Code

remote: Make ref_remove_duplicates faster for large numbers of refs
authorJulian Phillips <julian@quantumfyre.co.uk>
Sun, 25 Oct 2009 21:28:11 +0000 (21:28 +0000)
committerJunio C Hamano <gitster@pobox.com>
Wed, 28 Oct 2009 06:38:43 +0000 (23:38 -0700)
The ref_remove_duplicates function was very slow at dealing with very
large numbers of refs.  This is because it was using a linear search
through all remaining refs to find any duplicates of the current ref.

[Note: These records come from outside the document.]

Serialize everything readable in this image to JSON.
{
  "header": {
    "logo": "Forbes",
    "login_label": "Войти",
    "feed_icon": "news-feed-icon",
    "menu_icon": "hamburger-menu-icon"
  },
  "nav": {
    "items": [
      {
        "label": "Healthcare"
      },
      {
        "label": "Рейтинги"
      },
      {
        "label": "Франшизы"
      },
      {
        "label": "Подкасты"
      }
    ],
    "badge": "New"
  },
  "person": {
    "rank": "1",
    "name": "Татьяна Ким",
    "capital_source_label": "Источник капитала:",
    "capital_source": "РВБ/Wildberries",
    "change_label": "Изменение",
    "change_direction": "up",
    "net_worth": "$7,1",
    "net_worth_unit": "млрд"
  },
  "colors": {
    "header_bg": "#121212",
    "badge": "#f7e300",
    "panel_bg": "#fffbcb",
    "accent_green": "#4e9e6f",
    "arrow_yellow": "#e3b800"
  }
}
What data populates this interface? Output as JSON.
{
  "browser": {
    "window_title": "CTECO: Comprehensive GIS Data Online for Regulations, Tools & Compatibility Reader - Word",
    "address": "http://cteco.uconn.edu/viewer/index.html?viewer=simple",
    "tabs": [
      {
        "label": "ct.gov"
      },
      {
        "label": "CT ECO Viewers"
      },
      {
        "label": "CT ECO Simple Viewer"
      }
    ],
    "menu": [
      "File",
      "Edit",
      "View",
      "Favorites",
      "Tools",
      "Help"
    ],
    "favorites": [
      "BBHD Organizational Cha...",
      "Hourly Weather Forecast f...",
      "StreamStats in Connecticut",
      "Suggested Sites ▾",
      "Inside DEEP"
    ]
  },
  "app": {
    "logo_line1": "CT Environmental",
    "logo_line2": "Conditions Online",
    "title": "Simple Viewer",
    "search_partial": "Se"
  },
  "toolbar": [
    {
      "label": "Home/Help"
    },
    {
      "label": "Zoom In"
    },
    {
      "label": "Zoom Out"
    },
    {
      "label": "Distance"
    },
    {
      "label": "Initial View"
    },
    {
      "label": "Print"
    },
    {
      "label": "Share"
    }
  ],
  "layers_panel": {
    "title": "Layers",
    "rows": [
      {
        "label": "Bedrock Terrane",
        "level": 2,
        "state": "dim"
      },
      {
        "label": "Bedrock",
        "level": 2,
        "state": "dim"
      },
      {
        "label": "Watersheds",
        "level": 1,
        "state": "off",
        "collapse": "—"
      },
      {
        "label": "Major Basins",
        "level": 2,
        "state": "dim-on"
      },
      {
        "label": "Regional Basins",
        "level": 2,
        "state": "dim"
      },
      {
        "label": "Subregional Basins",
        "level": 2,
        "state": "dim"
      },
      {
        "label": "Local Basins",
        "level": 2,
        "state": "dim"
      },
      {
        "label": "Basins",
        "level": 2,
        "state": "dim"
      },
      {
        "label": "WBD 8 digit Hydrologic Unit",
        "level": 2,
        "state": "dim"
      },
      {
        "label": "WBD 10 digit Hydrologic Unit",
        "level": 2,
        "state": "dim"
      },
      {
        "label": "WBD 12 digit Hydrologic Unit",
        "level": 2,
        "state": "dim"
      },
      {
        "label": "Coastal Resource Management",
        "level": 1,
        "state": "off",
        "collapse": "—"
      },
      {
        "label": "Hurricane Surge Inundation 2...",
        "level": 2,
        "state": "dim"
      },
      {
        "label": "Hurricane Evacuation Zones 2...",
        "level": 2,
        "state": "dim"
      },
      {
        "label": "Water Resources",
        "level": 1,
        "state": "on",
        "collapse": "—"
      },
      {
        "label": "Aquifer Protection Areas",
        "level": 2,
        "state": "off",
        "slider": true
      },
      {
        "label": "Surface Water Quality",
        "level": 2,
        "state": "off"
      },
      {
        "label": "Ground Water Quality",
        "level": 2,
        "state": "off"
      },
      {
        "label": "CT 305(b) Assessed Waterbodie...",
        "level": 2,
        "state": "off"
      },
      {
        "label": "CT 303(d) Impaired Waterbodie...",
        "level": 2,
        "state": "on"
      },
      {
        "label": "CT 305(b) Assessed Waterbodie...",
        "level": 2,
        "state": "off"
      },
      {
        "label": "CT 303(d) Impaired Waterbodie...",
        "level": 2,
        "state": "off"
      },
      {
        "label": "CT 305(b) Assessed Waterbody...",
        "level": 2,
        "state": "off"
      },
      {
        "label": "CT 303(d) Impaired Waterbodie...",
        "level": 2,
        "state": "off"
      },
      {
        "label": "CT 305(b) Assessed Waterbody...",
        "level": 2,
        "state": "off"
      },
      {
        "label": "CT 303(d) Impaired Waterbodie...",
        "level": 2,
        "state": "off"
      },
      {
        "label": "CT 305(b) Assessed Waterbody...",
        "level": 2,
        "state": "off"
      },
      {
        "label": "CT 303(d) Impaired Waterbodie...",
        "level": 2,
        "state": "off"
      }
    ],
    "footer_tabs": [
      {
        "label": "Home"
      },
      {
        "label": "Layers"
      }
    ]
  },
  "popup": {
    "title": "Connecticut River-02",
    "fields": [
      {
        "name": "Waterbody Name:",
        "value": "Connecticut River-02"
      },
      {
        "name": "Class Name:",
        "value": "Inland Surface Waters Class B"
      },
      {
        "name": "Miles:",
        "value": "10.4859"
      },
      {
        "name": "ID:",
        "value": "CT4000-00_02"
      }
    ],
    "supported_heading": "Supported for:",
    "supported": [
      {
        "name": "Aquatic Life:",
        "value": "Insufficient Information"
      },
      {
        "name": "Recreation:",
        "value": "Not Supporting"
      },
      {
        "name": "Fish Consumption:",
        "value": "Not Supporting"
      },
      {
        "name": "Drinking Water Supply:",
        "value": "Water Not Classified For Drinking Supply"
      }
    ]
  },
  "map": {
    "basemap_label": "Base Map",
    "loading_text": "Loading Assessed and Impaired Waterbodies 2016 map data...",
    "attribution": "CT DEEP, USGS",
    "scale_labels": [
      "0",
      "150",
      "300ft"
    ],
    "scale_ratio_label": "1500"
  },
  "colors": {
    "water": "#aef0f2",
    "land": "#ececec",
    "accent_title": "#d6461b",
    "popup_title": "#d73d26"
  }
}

Rewriting it to use a string list to keep track of which refs have
already been seen and removing duplicates when they are found is much
more efficient.

Signed-off-by: Julian Phillips <julian@quantumfyre.co.uk>
Signed-off-by: Junio C Hamano <gitster@pobox.com>
remote.c

index 73d33f2584b061085fcaa0958c26b1c3d4665904..4f9f0ccc7b799a427130a7f7befdf6e931b30fc7 100644 (file)
--- a/remote.c
+++ b/remote.c
@@ -6,6 +6,7 @@
 #include "revision.h"
 #include "dir.h"
 #include "tag.h"
+#include "string-list.h"
 
 static struct refspec s_tag_refspec = {
        0,
@@ -734,29 +735,31 @@ int for_each_remote(each_remote_fn fn, void *priv)
 
 void ref_remove_duplicates(struct ref *ref_map)
 {
-       struct ref **posn;
-       struct ref *next;
-       for (; ref_map; ref_map = ref_map->next) {
+       struct string_list refs = { NULL, 0, 0, 0 };
+       struct string_list_item *item = NULL;
+       struct ref *prev = NULL, *next = NULL;
+       for (; ref_map; prev = ref_map, ref_map = next) {
+               next = ref_map->next;
                if (!ref_map->peer_ref)
                        continue;
-               posn = &ref_map->next;
-               while (*posn) {
-                       if ((*posn)->peer_ref &&
-                           !strcmp((*posn)->peer_ref->name,
-                                   ref_map->peer_ref->name)) {
-                               if (strcmp((*posn)->name, ref_map->name))
-                                       die("%s tracks both %s and %s",
-                                           ref_map->peer_ref->name,
-                                           (*posn)->name, ref_map->name);
-                               next = (*posn)->next;
-                               free((*posn)->peer_ref);
-                               free(*posn);
-                               *posn = next;
-                       } else {
-                               posn = &(*posn)->next;
-                       }
+
+               item = string_list_lookup(ref_map->peer_ref->name, &refs);
+               if (item) {
+                       if (strcmp(((struct ref *)item->util)->name,
+                                  ref_map->name))
+                               die("%s tracks both %s and %s",
+                                   ref_map->peer_ref->name,
+                                   ((struct ref *)item->util)->name,
+                                   ref_map->name);
+                       prev->next = ref_map->next;
+                       free(ref_map->peer_ref);
+                       free(ref_map);
                }
+
+               item = string_list_insert(ref_map->peer_ref->name, &refs);
+               item->util = ref_map;
        }
+       string_list_clear(&refs, 0);
 }
 
 int remote_has_url(struct remote *remote, const char *url)